The last one -- five months ago, this had been -- had managed not to blow up, had managed to keep a very civil tongue about him until she'd begun to think he might be different. Lisey told him that Scott's writing suite had been sitting empty for almost a year and a half at that time, but she'd almost mustered the energy and resolve to go up there and start the work of cleaning the rooms and setting the place to rights.
Her visitor's name had been Professor Joseph Woodbody, of the University of Pittsburgh English Department. Pitt was Scott's alma mater, and Woodbody's Scott Landon and the American Myth lecture class was extremely popular and extremely large. He also had four graduate students doing Scott Landon theses this year, and so it was probably inevitable that the Incunk warrior should come to the fore when Lisey spoke in such vague terms as sooner rather than later and almost certainly sometime this summer. But it wasn't until she assured him that she would give him a call "when the dust settles" that Woodbody really began to give way.
He said the fact that she had shared a great American writer's bed did not qualify her to serve as his literary executor. That, he said, was a job for an expert, and he understood that Mrs. Landon had no college degree at all.

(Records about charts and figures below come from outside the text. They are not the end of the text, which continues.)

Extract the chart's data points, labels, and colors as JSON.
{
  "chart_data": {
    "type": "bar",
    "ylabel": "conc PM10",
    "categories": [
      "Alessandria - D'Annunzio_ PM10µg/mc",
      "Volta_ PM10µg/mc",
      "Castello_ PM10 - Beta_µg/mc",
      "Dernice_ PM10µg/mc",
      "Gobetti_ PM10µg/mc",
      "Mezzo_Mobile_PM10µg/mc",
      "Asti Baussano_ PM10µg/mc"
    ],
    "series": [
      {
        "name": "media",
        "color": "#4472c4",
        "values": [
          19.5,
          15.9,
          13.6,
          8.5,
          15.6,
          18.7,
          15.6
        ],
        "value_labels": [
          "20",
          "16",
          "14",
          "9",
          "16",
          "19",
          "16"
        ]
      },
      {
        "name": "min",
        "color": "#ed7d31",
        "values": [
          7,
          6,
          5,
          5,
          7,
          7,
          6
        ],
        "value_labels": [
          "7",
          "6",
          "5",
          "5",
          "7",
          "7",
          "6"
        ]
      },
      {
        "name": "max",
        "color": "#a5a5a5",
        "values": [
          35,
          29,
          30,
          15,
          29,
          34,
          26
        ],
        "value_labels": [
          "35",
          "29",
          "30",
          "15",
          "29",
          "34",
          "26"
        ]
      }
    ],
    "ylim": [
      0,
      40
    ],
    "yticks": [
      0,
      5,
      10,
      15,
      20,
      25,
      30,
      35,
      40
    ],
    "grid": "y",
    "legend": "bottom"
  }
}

He reminded her of the time already gone since Scott Landon's death, and of the rumors that continued to grow. Supposedly there were piles of unpublished Landon fiction -- short stories, even novels. Could she not let him into the study for even a little while? Let him prospect a bit in the file cabinets and desk drawers, if only to set the most outrageous rumors to rest? She could stay with him the whole time, of course -- that went without saying.
"No," she'd said, showing Professor Woodbody to the door. "I'm not ready just yet." Overlooking the man's lower blows -- trying to, at least -- because he was obviously as crazy as the rest of them. He'd just hidden it better, and for a little longer. "And when I am, I'll want to look at everything, not just the manuscripts."
"But -- "
She had nodded seriously to him. "Everything the same."
"I don't understand what you mean by that."
Of course he didn't. It had been a part of her marriage's inner language. How many times had Scott come breezing in, calling "Hey, Lisey, I'm home -- everything the same?" Meaning is everything all right, is everything cool. But like most phrases of power (Scott had explained this once to her, but Lisey had already known it), it had an inside meaning. A man like Woodbody could never grasp the inside meaning of everything the same. Lisey could explain it all day and he still wouldn't get it. Why? Because he was an Incunk, and when it came to Scott Landon only one thing interested the Incunks.
"It doesn't matter," was what she'd said to Professor Woodbody on that day five months ago. "Scott would have understood."